In effetti, a ben vedere, l’installazione delle telecamere nelle scuole, appare uno strumento idoneo a condizionare le condotte lecite, più che a reprimere quelle illecite, atteso che un docente che voglia maltrattare un allievo è sempre nella possibilità di farlo in quelle aree della scuola lontane dalle riprese video. Non solo, ma qualora vi fosse un abuso, una ripresa video effettuata a scuola, porrà sempre un problema di integrità e non corruzione del dato informatico acquisito, e difficilmente potrà comprovare una responsabilità penale o supportare una condanna!

Per tali motivi, limitarsi a soluzioni improvvisate per assecondare i sentimenti popolari di rabbia, paura, vendetta ed ogni altra aspettativa irragionevole, genererà forse consenso politico, ma è da ritenere una scelta di corto respiro.

Bisognerebbe cominciare a chiedersi che società vogliamo consegnare alle nuove generazioni, se una società fondata sulla sfiducia, sul controllo, sul giustizialismo, sulle sopraffazioni o una società democratica, fondata sul rispetto, sulle garanzie, sulla libertà, sui diritti civili e sociali, ormai sempre più ridotti.   

Crediamo in uno Stato di diritto ben lontano dalle misure di polizia contro le maestre d’asilo, e ci opponiamo a tale involuzione antidemocratica della scuola.

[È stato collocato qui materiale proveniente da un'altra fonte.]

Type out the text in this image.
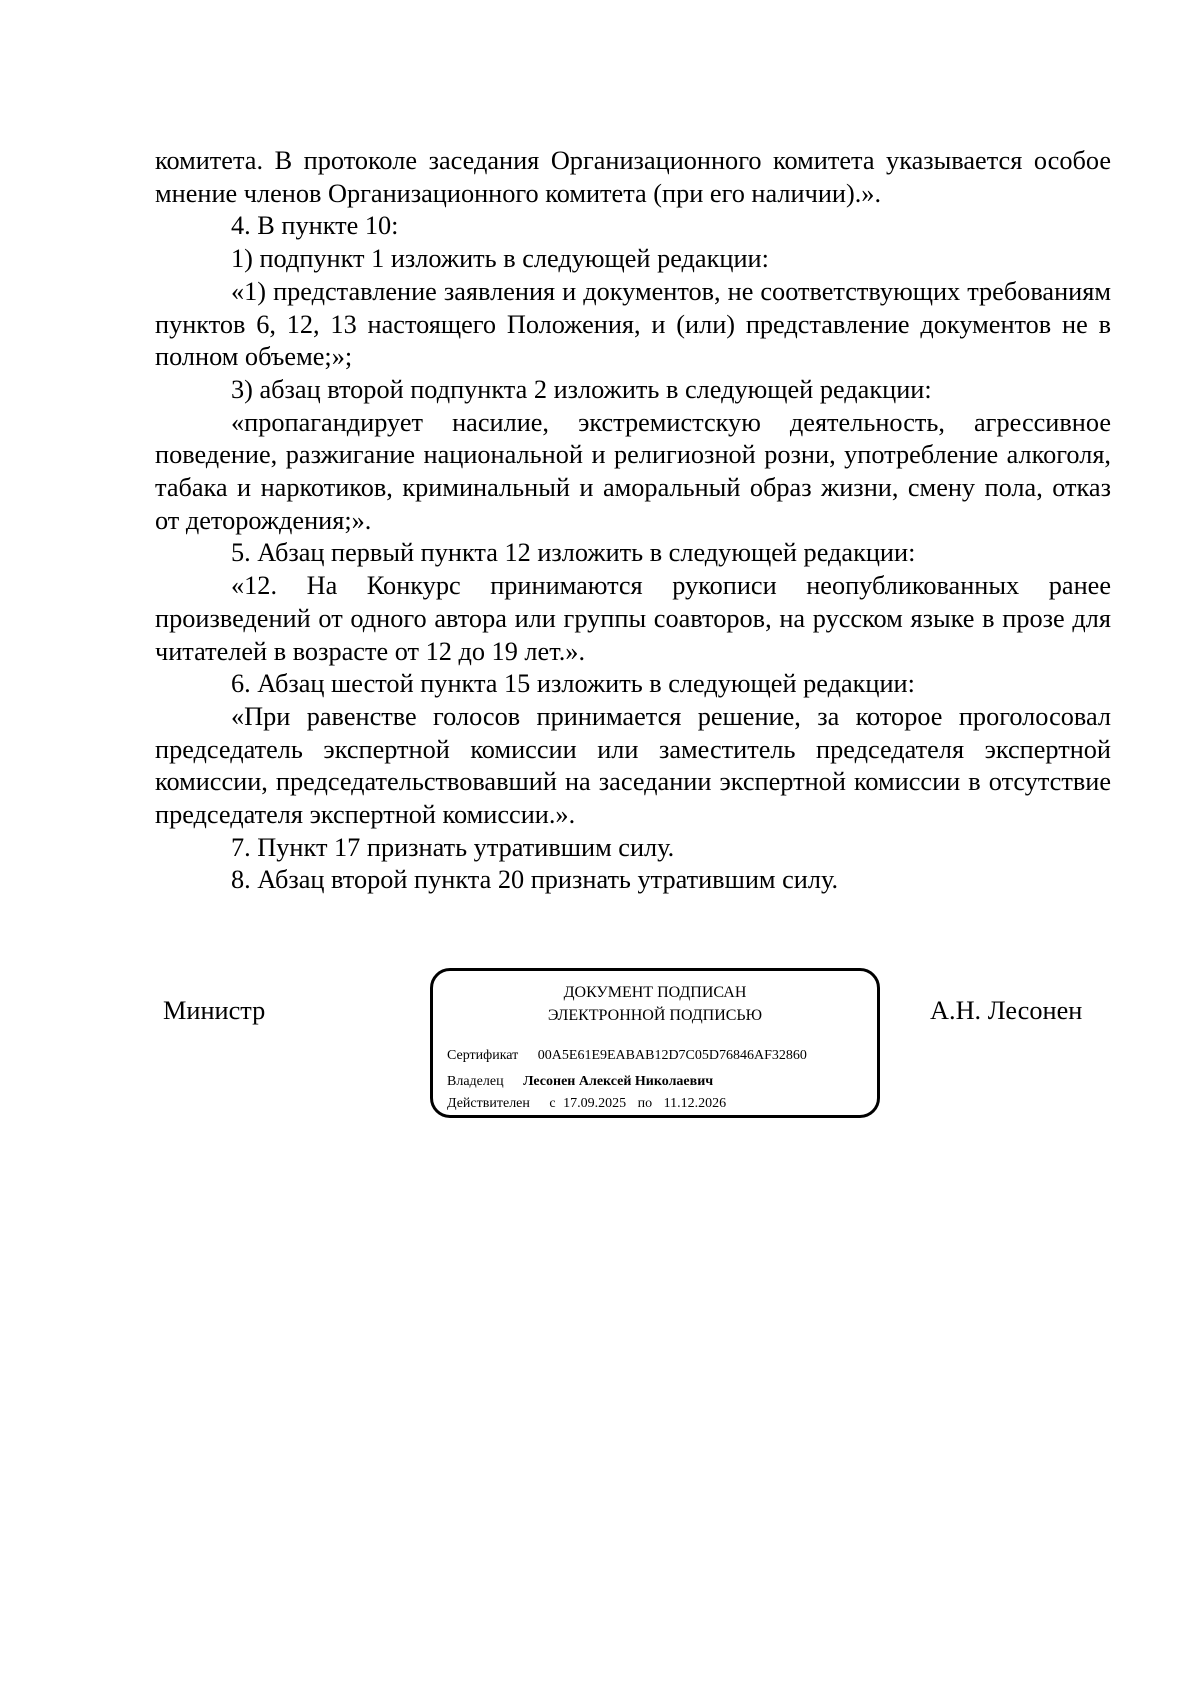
комитета. В протоколе заседания Организационного комитета указывается особое мнение членов Организационного комитета (при его наличии).».

4. В пункте 10:

1) подпункт 1 изложить в следующей редакции:

«1) представление заявления и документов, не соответствующих требованиям пунктов 6, 12, 13 настоящего Положения, и (или) представление документов не в полном объеме;»;

3) абзац второй подпункта 2 изложить в следующей редакции:

«пропагандирует насилие, экстремистскую деятельность, агрессивное поведение, разжигание национальной и религиозной розни, употребление алкоголя, табака и наркотиков, криминальный и аморальный образ жизни, смену пола, отказ от деторождения;».

5. Абзац первый пункта 12 изложить в следующей редакции:

«12. На Конкурс принимаются рукописи неопубликованных ранее произведений от одного автора или группы соавторов, на русском языке в прозе для читателей в возрасте от 12 до 19 лет.».

6. Абзац шестой пункта 15 изложить в следующей редакции:

«При равенстве голосов принимается решение, за которое проголосовал председатель экспертной комиссии или заместитель председателя экспертной комиссии, председательствовавший на заседании экспертной комиссии в отсутствие председателя экспертной комиссии.».

7. Пункт 17 признать утратившим силу.

8. Абзац второй пункта 20 признать утратившим силу.

Министр
ДОКУМЕНТ ПОДПИСАН
ЭЛЕКТРОННОЙ ПОДПИСЬЮ
Сертификат 00A5E61E9EABAB12D7C05D76846AF32860
Владелец Лесонен Алексей Николаевич
Действителен с 17.09.2025 по 11.12.2026
А.Н. Лесонен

Ai promotori ed ai sostenitori di siffatto provvedimento legislativo, è il caso di rammentare che per ottenere migliori prestazioni lavorative bisogna migliorare le condizioni di lavoro del personale e non asservire o mortificare la dignità dei lavoratori!

La categoria delle docenti d’infanzia sopporta un orario di lavoro logorante che si svolge in classi pollaio, in condizioni ambientali spesso sfavorevoli (aule fatiscenti, prive di strumentazione, ed inidonee alla permanenza dei piccoli allievi per tante ore al giorno) con uno stipendio esiguo e con sforzi eroici.

Predisporre ogni misura necessaria a supportare l’opera pedagogica degli insegnanti dovrebbe essere la vera prerogativa del governo, occorrono misure a favore e non contro. Le soluzioni populiste non servono, la politica faccia un passo indietro, l’insegnamento sia e rimanga libero dalle ideologie.